The effort put into practicing made Mohan feel that Bingham became his home and his house was just a place to sleep.

After five preliminary rounds, eight students are selected to advance to elimination rounds. If a team has two members reach the elimination rounds, it’s called a close-out. Thomas Phung and Miriam Leany achieved a close-out in the Lincoln-Douglass debates, while Jordan Wood and Andrew Soper and Alex and Nick Nussenveig closed-out in the team Policy debates. As a team, Giu Vendemiatti and Tabish Monroe became quarter-finalists in Public Forum, and Connor Curtis was a quarter-finalist in the Lincoln-Douglass debates. These events call for aggressive debate skills, requiring these debators to practice over forty hours per week.
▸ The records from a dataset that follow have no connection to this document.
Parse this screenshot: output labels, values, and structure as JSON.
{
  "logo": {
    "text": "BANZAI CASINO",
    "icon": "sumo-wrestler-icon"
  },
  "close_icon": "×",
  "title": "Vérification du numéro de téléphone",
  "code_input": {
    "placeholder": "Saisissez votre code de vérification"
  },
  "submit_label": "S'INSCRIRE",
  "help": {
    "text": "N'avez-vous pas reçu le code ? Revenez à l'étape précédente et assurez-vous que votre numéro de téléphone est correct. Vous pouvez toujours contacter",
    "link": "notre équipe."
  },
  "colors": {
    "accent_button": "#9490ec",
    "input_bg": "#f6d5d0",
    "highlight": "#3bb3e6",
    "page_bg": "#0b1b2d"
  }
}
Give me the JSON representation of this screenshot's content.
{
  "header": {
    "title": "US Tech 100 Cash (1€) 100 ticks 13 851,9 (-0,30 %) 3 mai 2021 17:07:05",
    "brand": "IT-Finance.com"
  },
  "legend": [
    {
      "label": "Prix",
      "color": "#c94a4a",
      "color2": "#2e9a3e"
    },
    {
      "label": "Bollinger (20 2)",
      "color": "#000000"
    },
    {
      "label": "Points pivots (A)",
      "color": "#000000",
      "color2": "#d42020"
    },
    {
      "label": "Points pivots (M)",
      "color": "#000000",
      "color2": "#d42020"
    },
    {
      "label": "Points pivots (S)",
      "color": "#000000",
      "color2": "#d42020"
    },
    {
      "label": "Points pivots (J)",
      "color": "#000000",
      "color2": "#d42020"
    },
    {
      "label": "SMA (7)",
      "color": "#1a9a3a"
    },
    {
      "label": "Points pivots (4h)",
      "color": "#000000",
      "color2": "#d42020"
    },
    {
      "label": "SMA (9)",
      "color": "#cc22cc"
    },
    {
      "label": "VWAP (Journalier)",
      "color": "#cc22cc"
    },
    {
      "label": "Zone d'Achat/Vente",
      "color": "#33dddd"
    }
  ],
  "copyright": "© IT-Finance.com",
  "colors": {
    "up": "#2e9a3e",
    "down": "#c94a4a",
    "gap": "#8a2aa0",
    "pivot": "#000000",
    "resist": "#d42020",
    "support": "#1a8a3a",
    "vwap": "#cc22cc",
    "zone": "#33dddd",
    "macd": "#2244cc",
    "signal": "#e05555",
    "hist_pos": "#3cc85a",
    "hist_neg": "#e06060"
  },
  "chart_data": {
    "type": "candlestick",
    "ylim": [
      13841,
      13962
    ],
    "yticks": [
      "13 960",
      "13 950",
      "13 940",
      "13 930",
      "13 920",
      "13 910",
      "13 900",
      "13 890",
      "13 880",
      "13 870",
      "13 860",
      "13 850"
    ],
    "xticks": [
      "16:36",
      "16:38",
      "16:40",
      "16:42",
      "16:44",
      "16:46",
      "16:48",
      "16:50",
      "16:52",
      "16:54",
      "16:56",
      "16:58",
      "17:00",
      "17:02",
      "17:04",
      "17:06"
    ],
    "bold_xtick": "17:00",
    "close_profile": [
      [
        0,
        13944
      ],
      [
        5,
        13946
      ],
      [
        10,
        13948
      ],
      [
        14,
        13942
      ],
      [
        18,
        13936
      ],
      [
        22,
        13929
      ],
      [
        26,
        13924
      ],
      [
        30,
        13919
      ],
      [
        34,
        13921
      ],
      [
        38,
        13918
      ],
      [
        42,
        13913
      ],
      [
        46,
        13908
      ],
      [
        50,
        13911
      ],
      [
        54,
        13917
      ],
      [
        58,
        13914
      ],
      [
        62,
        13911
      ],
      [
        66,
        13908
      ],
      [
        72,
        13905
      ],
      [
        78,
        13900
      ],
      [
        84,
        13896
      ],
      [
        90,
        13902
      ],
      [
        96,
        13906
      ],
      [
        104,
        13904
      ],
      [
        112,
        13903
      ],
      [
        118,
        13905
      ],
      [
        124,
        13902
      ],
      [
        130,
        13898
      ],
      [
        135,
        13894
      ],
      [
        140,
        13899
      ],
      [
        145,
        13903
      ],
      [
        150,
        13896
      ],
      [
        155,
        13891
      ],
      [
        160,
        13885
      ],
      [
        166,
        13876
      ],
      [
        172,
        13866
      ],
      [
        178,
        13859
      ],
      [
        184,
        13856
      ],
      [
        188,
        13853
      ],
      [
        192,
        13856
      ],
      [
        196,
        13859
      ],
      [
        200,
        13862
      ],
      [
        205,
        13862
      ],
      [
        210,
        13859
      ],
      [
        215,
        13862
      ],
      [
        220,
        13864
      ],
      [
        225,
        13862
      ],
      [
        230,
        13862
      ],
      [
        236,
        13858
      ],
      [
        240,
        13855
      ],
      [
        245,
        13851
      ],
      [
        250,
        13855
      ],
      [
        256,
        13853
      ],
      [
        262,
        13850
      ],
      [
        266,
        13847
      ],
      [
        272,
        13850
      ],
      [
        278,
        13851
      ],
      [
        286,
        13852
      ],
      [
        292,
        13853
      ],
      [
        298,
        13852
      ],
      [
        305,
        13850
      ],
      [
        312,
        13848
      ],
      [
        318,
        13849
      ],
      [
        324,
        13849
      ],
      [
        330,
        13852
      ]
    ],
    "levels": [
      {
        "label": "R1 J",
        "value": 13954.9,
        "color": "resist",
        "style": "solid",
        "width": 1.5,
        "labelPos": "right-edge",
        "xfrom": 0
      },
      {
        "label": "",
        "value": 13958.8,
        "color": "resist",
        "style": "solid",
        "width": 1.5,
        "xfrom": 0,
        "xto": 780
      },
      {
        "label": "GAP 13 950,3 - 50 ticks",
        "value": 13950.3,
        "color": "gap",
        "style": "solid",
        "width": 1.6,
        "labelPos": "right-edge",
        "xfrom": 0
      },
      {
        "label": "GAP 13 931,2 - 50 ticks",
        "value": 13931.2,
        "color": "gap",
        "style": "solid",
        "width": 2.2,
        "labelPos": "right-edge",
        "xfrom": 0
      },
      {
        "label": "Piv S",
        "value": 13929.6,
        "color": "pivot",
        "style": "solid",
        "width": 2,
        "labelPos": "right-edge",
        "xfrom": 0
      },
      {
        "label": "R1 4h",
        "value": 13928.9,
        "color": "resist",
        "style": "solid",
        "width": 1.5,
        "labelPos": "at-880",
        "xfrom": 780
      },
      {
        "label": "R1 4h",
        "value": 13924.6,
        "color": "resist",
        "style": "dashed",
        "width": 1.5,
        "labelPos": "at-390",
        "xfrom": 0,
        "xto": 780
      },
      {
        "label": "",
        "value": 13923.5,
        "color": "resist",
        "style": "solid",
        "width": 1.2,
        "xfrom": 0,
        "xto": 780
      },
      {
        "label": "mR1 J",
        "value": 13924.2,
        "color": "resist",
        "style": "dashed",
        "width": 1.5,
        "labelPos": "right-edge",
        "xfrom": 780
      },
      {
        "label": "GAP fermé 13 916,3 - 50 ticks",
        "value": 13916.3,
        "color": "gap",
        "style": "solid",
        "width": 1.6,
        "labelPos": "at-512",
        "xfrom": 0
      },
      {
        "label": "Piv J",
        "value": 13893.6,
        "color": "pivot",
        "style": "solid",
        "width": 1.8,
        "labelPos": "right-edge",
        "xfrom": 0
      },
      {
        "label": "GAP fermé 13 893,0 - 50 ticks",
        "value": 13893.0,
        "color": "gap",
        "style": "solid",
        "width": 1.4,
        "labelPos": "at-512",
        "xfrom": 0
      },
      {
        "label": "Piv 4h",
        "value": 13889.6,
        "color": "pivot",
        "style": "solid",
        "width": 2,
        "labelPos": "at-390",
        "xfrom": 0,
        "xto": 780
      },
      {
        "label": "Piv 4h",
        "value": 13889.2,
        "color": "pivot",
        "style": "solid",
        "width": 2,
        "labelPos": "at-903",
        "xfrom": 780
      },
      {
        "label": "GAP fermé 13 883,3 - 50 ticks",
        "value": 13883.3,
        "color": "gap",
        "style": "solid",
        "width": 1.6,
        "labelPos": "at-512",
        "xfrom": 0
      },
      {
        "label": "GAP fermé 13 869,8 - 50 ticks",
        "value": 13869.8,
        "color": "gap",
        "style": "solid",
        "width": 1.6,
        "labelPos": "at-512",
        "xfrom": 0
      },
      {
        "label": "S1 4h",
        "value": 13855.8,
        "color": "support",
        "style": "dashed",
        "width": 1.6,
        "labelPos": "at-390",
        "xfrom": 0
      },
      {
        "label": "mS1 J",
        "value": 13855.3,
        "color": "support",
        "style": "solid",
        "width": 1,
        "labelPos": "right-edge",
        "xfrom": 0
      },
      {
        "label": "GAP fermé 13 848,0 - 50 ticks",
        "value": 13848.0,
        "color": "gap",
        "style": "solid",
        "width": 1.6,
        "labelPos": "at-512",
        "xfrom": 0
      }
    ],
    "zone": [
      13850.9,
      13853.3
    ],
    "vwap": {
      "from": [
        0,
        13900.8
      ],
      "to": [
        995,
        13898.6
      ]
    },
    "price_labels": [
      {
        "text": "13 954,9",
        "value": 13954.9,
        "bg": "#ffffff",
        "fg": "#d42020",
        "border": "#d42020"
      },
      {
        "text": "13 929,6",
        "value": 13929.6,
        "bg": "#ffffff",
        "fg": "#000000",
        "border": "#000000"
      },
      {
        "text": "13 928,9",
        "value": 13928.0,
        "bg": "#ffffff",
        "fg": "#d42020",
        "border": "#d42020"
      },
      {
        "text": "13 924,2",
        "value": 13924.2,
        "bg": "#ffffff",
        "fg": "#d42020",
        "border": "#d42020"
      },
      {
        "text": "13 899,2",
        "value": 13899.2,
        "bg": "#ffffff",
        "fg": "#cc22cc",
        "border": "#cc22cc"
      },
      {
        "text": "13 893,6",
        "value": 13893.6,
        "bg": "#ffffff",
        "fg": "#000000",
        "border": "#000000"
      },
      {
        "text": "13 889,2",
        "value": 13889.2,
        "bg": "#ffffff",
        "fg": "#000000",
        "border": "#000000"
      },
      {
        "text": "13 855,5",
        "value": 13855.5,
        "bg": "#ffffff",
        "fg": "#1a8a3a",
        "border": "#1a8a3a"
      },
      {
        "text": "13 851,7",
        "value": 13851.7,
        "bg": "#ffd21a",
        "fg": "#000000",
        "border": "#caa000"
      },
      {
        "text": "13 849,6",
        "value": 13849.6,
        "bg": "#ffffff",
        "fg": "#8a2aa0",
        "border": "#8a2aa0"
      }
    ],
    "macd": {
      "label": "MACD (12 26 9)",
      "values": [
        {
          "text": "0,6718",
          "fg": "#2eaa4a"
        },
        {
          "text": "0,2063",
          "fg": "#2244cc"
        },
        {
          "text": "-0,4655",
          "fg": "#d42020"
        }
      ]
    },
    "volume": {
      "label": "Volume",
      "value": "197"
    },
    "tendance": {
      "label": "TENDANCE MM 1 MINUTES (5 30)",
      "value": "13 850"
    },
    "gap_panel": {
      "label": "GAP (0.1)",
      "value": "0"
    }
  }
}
Seth Singleton and Emerson Ford were finalists in Foreign Extemporaneous Speaking, Chandler Ward and Owen Karauss were finalists in National Extemporaneous Speaking, and Yenngi Hoang and Alexic McMillan both placed in Congressional debate.

Despite having to train many new debators and recieving a lot of criticism, Bingham’s debate team won yet another State title, validating all the blood, sweat, and tears put into the competition.